Plus, I hate making more work for Michelle, who designs my books. The Sweet Spot, one of my hill town books, is the next on her list.

Amazingly I found reading backwards a rather easy and useful process. Instead of focusing on the story line and characters, I concentrate simply on one paragraph at the time. It’s a manageable approach, and in the process, I’ve found a missing article or two, and other stuff. Here’s one: Edie stops to buy food on the way to one of the book’s most crucial scenes — when she goes to reason with a distraught Walker, her ex-lover. It’s important she stops to buy food because she learns an important piece of info from the clerk. But I don’t mention the food again. Did Edie bring the food to Walker’s cabin? Did she leave it in the car? Maybe she should only stop at the store for directions and maybe a drink for herself. It’s a matter of a dropped detail.

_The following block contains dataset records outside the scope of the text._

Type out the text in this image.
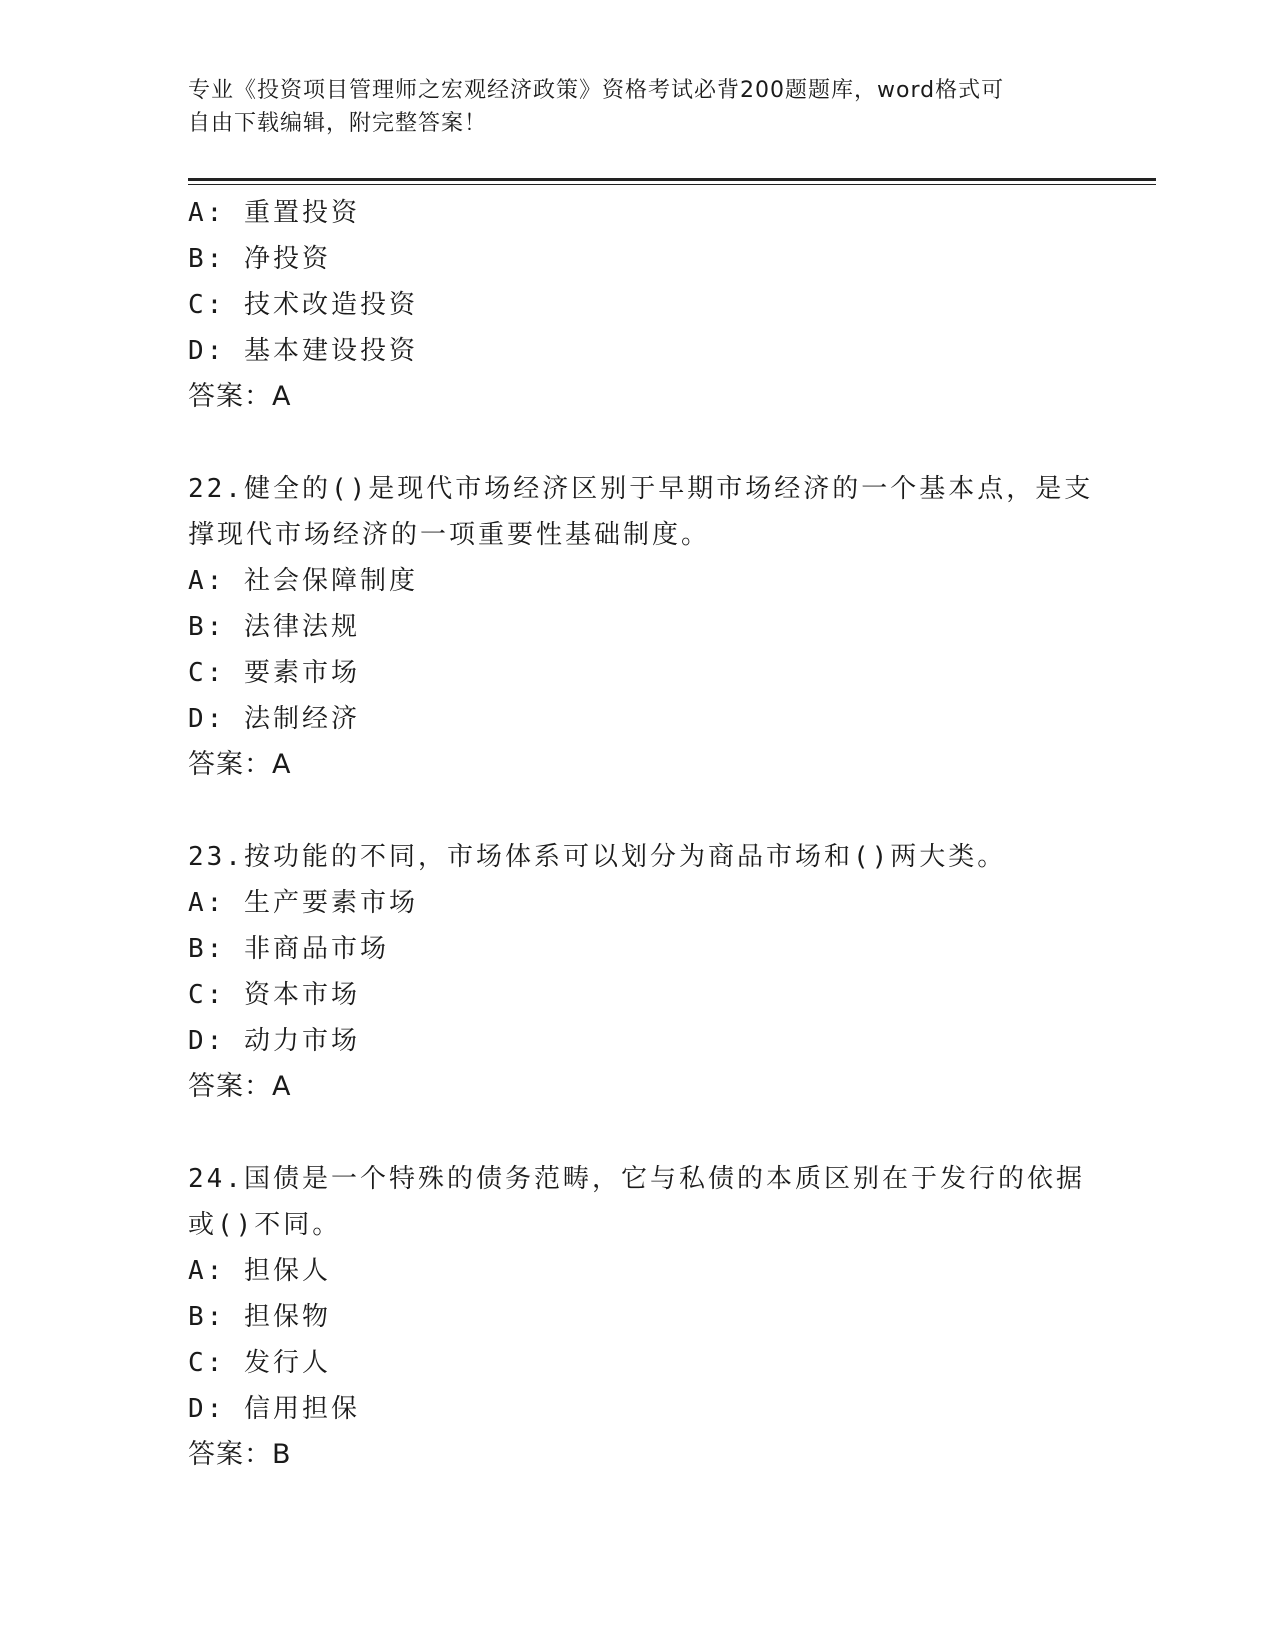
专业《投资项目管理师之宏观经济政策》资格考试必背200题题库，word格式可
自由下载编辑，附完整答案！
A: 重置投资
B: 净投资
C: 技术改造投资
D: 基本建设投资
答案：A
22.健全的()是现代市场经济区别于早期市场经济的一个基本点，是支
撑现代市场经济的一项重要性基础制度。
A: 社会保障制度
B: 法律法规
C: 要素市场
D: 法制经济
答案：A
23.按功能的不同，市场体系可以划分为商品市场和()两大类。
A: 生产要素市场
B: 非商品市场
C: 资本市场
D: 动力市场
答案：A
24.国债是一个特殊的债务范畴，它与私债的本质区别在于发行的依据
或()不同。
A: 担保人
B: 担保物
C: 发行人
D: 信用担保
答案：B
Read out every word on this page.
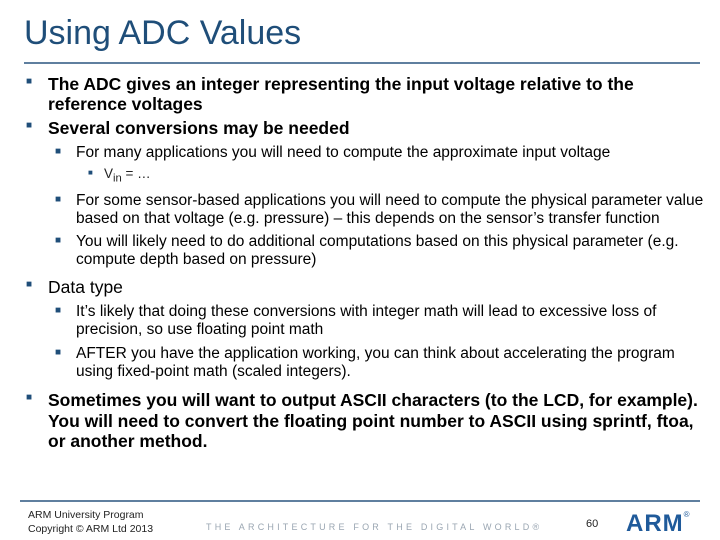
Using ADC Values

■ The ADC gives an integer representing the input voltage relative to the reference voltages

■ Several conversions may be needed

■ For many applications you will need to compute the approximate input voltage

■ $V_{in}$ = …

■ For some sensor-based applications you will need to compute the physical parameter value based on that voltage (e.g. pressure) – this depends on the sensor’s transfer function

■ You will likely need to do additional computations based on this physical parameter (e.g. compute depth based on pressure)

■ Data type

■ It’s likely that doing these conversions with integer math will lead to excessive loss of precision, so use floating point math

■ AFTER you have the application working, you can think about accelerating the program using fixed-point math (scaled integers).

■ Sometimes you will want to output ASCII characters (to the LCD, for example). You will need to convert the floating point number to ASCII using sprintf, ftoa, or another method.

ARM University Program
Copyright © ARM Ltd 2013	THE ARCHITECTURE FOR THE DIGITAL WORLD®	60 ARM®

I’ve written before that I read my manuscripts aloud, more than once. This round of copyediting, I am reading The Sweet Spot backwards and out loud. It is a slower process than reading the usual way so I only do several pages at a time. And, yes, I have my red pen handy.

AN UPDATE ON THE AUDIO BOOK: I am a bit frustrated by my efforts to record Professor Groovy and Other Stories. It has consumed many of my waking hours and I am unhappy still. So, I decided to put it aside until the weekend and take a good hard listen then. I’m not giving up, but a break is in order.

THANK YOU: I appreciate all who have bought and read my books. Here are the links to them on Amazon: Peace, Love, and You Know What and Professor Groovy and Other Stories

ABOUT THE PHOTO ABOVE: Blooming Russian sage is a hotspot for bees on our little piece of the earth.